A perfect example on the influence of winemaking style can be seen when comparing Summerland’s 2008 Solomon Hills Pinot Noir with Tantara’s 2008 Solomon Hills Pinot Noir. Tantara seems to emphasize the earthy, spicy, and richness of the terrior while cradling a round and polished fruit element that is a mix of mostly ripe cherry with a tinge of blueberry, all balanced and integrated with the acid and the alcohol. Summerland, on the other hand, puts the fruit forward of the terroir, while still paying homage to it, allowing the spotlight to showcase the fruit, and allowing the terrior and acid to remain in the background. As a side note, both wines were tasted after being open for approximately 90 minutes to 120 minutes in order to allow for these individual expressions to become more pronounced.

Similarly, one is able to compare and contrast Howell Mountain Cabernet Sauvignon (grown at elevation of 600 to 2200 ft in Napa) versus Napa Valley floor fruit (grown at elevation of 50-200 ft). Quite an educational “compare and contrast” example. Cornerstone produces a Napa Valley Cabernet Sauvignon, an all-Howell Mountain fruit Cabernet Sauvignon, and a Cabernet Sauvignon with a blend of both fruit sources. By keeping the wine making consistent, the comparison is much more revealing. In this example, the Cornerstone Cellars Cabernet (vintage) from the Napa Valley floor had richer, denser fruit, with a less of an acid profile, while the Cornerstone Howell Mountain Cabernet (vintage) had more elegant, refined fruit, with a higher minerality, higher acid, and more subtleties of terroir on the palate and on the nose.  I noticed other Howell Mountain Cabs, such as those from Outpost, which I sampled outside of this tasting have similar characteristics, where fruit is not as dominant, allowing subtleties of minerality and terroir to showcase themselves.

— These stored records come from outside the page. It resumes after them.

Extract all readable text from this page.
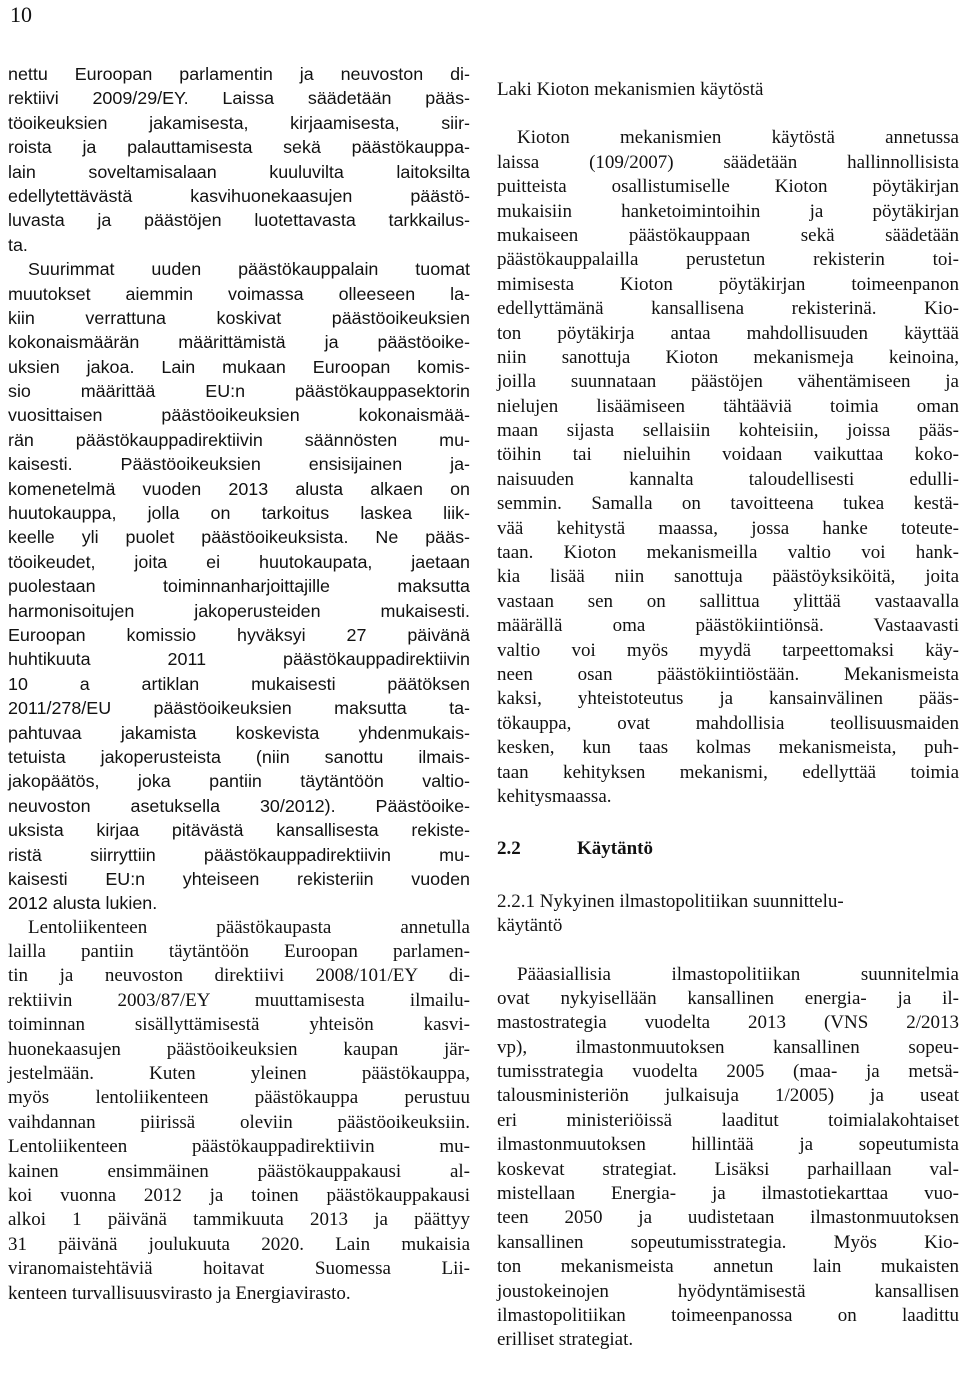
10
nettu Euroopan parlamentin ja neuvoston di-
rektiivi 2009/29/EY. Laissa säädetään pääs-
töoikeuksien jakamisesta, kirjaamisesta, siir-
roista ja palauttamisesta sekä päästökauppa-
lain soveltamisalaan kuuluvilta laitoksilta
edellytettävästä kasvihuonekaasujen päästö-
luvasta ja päästöjen luotettavasta tarkkailus-
ta.
Suurimmat uuden päästökauppalain tuomat
muutokset aiemmin voimassa olleeseen la-
kiin verrattuna koskivat päästöoikeuksien
kokonaismäärän määrittämistä ja päästöoike-
uksien jakoa. Lain mukaan Euroopan komis-
sio määrittää EU:n päästökauppasektorin
vuosittaisen päästöoikeuksien kokonaismää-
rän päästökauppadirektiivin säännösten mu-
kaisesti. Päästöoikeuksien ensisijainen ja-
komenetelmä vuoden 2013 alusta alkaen on
huutokauppa, jolla on tarkoitus laskea liik-
keelle yli puolet päästöoikeuksista. Ne pääs-
töoikeudet, joita ei huutokaupata, jaetaan
puolestaan toiminnanharjoittajille maksutta
harmonisoitujen jakoperusteiden mukaisesti.
Euroopan komissio hyväksyi 27 päivänä
huhtikuuta 2011 päästökauppadirektiivin
10 a artiklan mukaisesti päätöksen
2011/278/EU päästöoikeuksien maksutta ta-
pahtuvaa jakamista koskevista yhdenmukais-
tetuista jakoperusteista (niin sanottu ilmais-
jakopäätös, joka pantiin täytäntöön valtio-
neuvoston asetuksella 30/2012). Päästöoike-
uksista kirjaa pitävästä kansallisesta rekiste-
ristä siirryttiin päästökauppadirektiivin mu-
kaisesti EU:n yhteiseen rekisteriin vuoden
2012 alusta lukien.
Lentoliikenteen päästökaupasta annetulla
lailla pantiin täytäntöön Euroopan parlamen-
tin ja neuvoston direktiivi 2008/101/EY di-
rektiivin 2003/87/EY muuttamisesta ilmailu-
toiminnan sisällyttämisestä yhteisön kasvi-
huonekaasujen päästöoikeuksien kaupan jär-
jestelmään. Kuten yleinen päästökauppa,
myös lentoliikenteen päästökauppa perustuu
vaihdannan piirissä oleviin päästöoikeuksiin.
Lentoliikenteen päästökauppadirektiivin mu-
kainen ensimmäinen päästökauppakausi al-
koi vuonna 2012 ja toinen päästökauppakausi
alkoi 1 päivänä tammikuuta 2013 ja päättyy
31 päivänä joulukuuta 2020. Lain mukaisia
viranomaistehtäviä hoitavat Suomessa Lii-
kenteen turvallisuusvirasto ja Energiavirasto.

Laki Kioton mekanismien käytöstä

Kioton mekanismien käytöstä annetussa
laissa (109/2007) säädetään hallinnollisista
puitteista osallistumiselle Kioton pöytäkirjan
mukaisiin hanketoimintoihin ja pöytäkirjan
mukaiseen päästökauppaan sekä säädetään
päästökauppalailla perustetun rekisterin toi-
mimisesta Kioton pöytäkirjan toimeenpanon
edellyttämänä kansallisena rekisterinä. Kio-
ton pöytäkirja antaa mahdollisuuden käyttää
niin sanottuja Kioton mekanismeja keinoina,
joilla suunnataan päästöjen vähentämiseen ja
nielujen lisäämiseen tähtääviä toimia oman
maan sijasta sellaisiin kohteisiin, joissa pääs-
töihin tai nieluihin voidaan vaikuttaa koko-
naisuuden kannalta taloudellisesti edulli-
semmin. Samalla on tavoitteena tukea kestä-
vää kehitystä maassa, jossa hanke toteute-
taan. Kioton mekanismeilla valtio voi hank-
kia lisää niin sanottuja päästöyksiköitä, joita
vastaan sen on sallittua ylittää vastaavalla
määrällä oma päästökiintiönsä. Vastaavasti
valtio voi myös myydä tarpeettomaksi käy-
neen osan päästökiintiöstään. Mekanismeista
kaksi, yhteistoteutus ja kansainvälinen pääs-
tökauppa, ovat mahdollisia teollisuusmaiden
kesken, kun taas kolmas mekanismeista, puh-
taan kehityksen mekanismi, edellyttää toimia
kehitysmaassa.
2.2	Käytäntö
2.2.1 Nykyinen ilmastopolitiikan suunnittelu-
käytäntö
Pääasiallisia ilmastopolitiikan suunnitelmia
ovat nykyisellään kansallinen energia- ja il-
mastostrategia vuodelta 2013 (VNS 2/2013
vp), ilmastonmuutoksen kansallinen sopeu-
tumisstrategia vuodelta 2005 (maa- ja metsä-
talousministeriön julkaisuja 1/2005) ja useat
eri ministeriöissä laaditut toimialakohtaiset
ilmastonmuutoksen hillintää ja sopeutumista
koskevat strategiat. Lisäksi parhaillaan val-
mistellaan Energia- ja ilmastotiekarttaa vuo-
teen 2050 ja uudistetaan ilmastonmuutoksen
kansallinen sopeutumisstrategia. Myös Kio-
ton mekanismeista annetun lain mukaisten
joustokeinojen hyödyntämisestä kansallisen
ilmastopolitiikan toimeenpanossa on laadittu
erilliset strategiat.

Lastly, a similar interesting comparison is found in Ladera’s 05 Howell Mountain Cabernet Sauvignon and their 06 Napa Valley Cabernet Sauvignon. Rarely is a wine maker able to satisfy the in-laws on both sides of the family. Here, the family from Europe that likes complexity of earth, wafting smoke, dark fruit, yet good acidity with a depth of character will enjoy the Howell Mountain version, grown in volcanic, iron-rich soils, while the Napa Valley floor purists will enjoy the Napa Valley Cabernet, bright, big, dense fruit handed to you on a silver platter with fewer “distractions”.

Overall, it is rare to find so much to try in one tasting–so many varietals, so many regions, so many possible cross-comparisons–all in a venue that allows enough time for the wines to breathe and open up. The lines are not prohibitive, wine makers abound to answer questions, distributors, and wine reps freely exchange tasting notes and ideas. What more could you want…

I wish to that the participating wineries, staff, and management for another successful pair of tasting events. Their passion to bring the diversity of product and a quality wine tasting experience to both the industry professional and general public alike is greatly appreciated.